The Securities and Exchange Board of India has made it mandatory for mutual fund companies to disclose details of their investor awareness programmes. This comes after the market regulator found out that some fund houses were using funds earmarked for investor education for business-related activities.

In an exclusive interview to BusinessLine , SEBI Chairman UK Sinha said the capital market regulator is sending its employees undercover to investor education workshops to keep a tab on how fund houses organise them. Mutual fund companies were mandated to conduct workshops to improve awareness among investors by charging two basis points from the assets under management (AUM). For the entire industry, this works out to ₹ 263 crore on an AUM of over ₹13.17 lakh crore as on July 31.

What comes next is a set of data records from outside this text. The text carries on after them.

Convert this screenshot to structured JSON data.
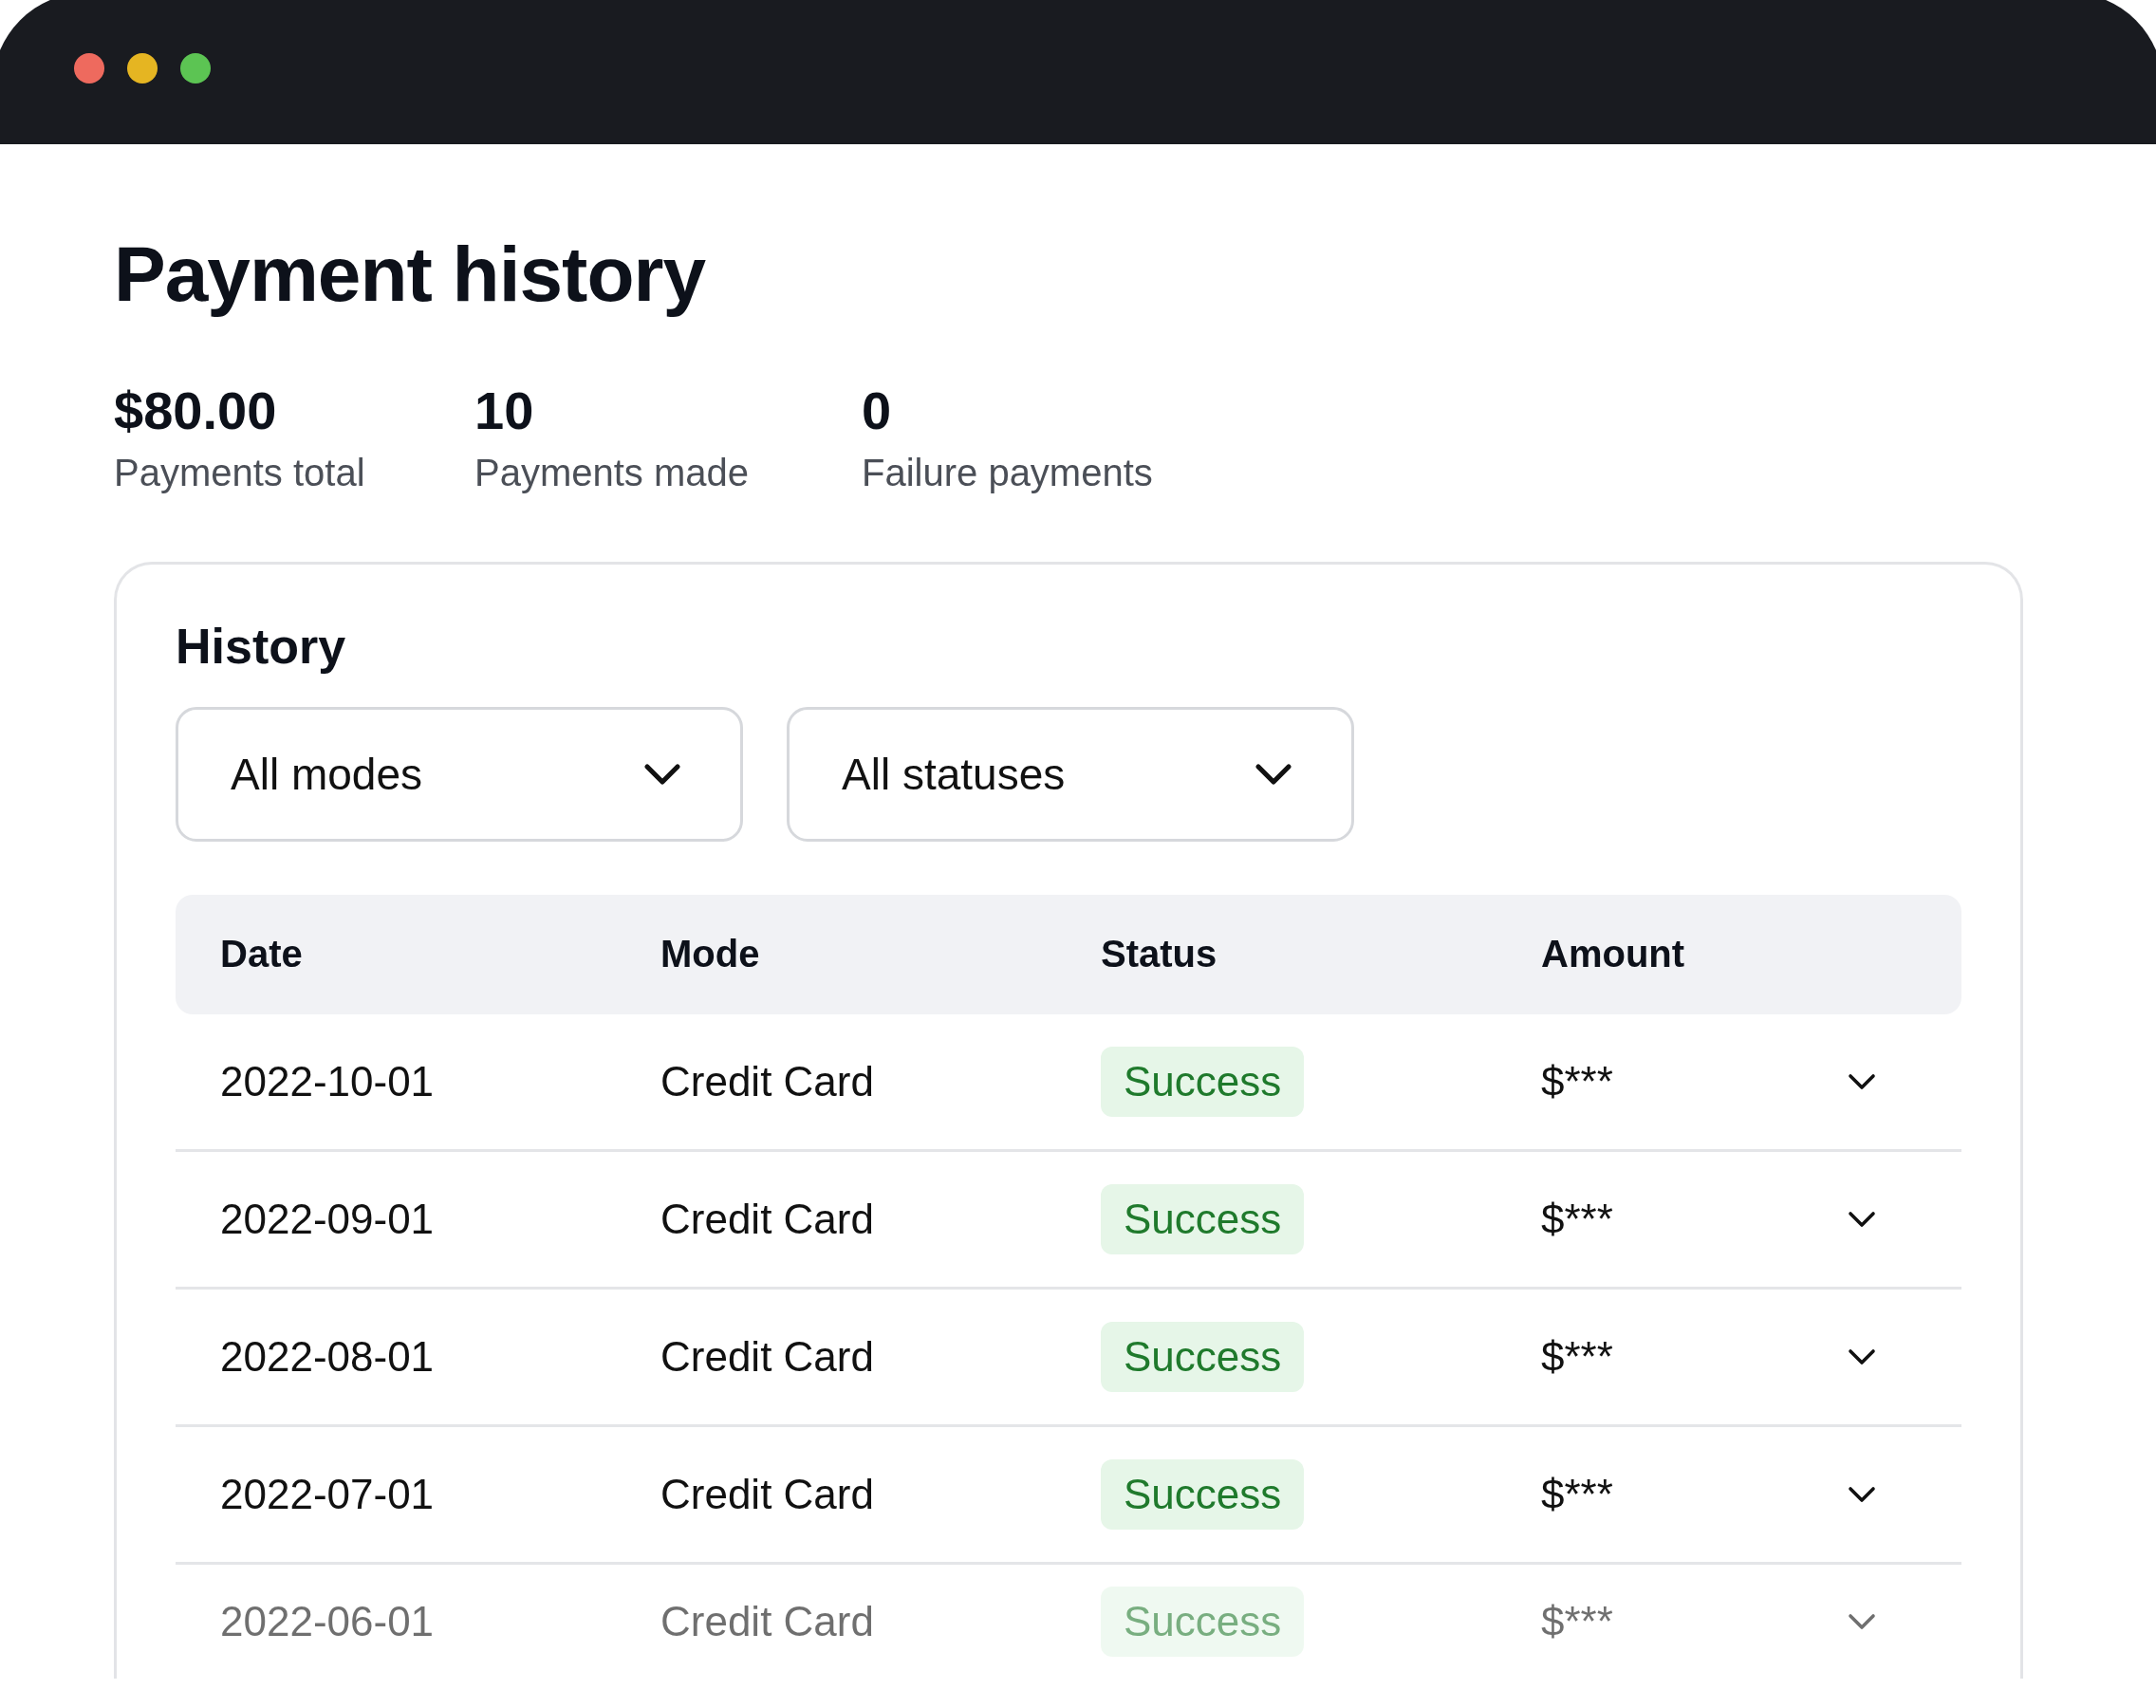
{
  "page": {
    "title": "Payment history"
  },
  "stats": [
    {
      "value": "$80.00",
      "label": "Payments total"
    },
    {
      "value": "10",
      "label": "Payments made"
    },
    {
      "value": "0",
      "label": "Failure payments"
    }
  ],
  "history": {
    "title": "History",
    "filters": [
      {
        "value": "All modes"
      },
      {
        "value": "All statuses"
      }
    ],
    "table": {
      "columns": [
        "Date",
        "Mode",
        "Status",
        "Amount"
      ],
      "rows": [
        {
          "date": "2022-10-01",
          "mode": "Credit Card",
          "status": "Success",
          "amount": "$***"
        },
        {
          "date": "2022-09-01",
          "mode": "Credit Card",
          "status": "Success",
          "amount": "$***"
        },
        {
          "date": "2022-08-01",
          "mode": "Credit Card",
          "status": "Success",
          "amount": "$***"
        },
        {
          "date": "2022-07-01",
          "mode": "Credit Card",
          "status": "Success",
          "amount": "$***"
        },
        {
          "date": "2022-06-01",
          "mode": "Credit Card",
          "status": "Success",
          "amount": "$***"
        }
      ]
    }
  }
}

“We have now got information on specific examples where we found that it was actually a distributors’ meet and they were calling it an investors’ meet. So, they are promoting their own business with these funds… we are taking action against them,” the SEBI chief said.

On the issue of recovering money from offenders against whom it had initiated proceedings, Sinha said SEBI has started training its officers to deal with such situations instead of recruiting people from other agencies.

SEBI is also dealing with the challenge of getting information about the assets of offenders. “Had it been a question of a demat account or a bank account, we can get hold of it. In matters like collective investment schemes, the main problem is that somebody has raised hundreds of crores but we don’t know where the offender has invested the money raised,” Sinha said.

Yet, SEBI has recovered ₹30 crore of the total default in payment penalty of about ₹175 crore. “I challenge you that you look at any other agency which has recovered ₹30 crore in less than a year of the powers being given to it,” Sinha said.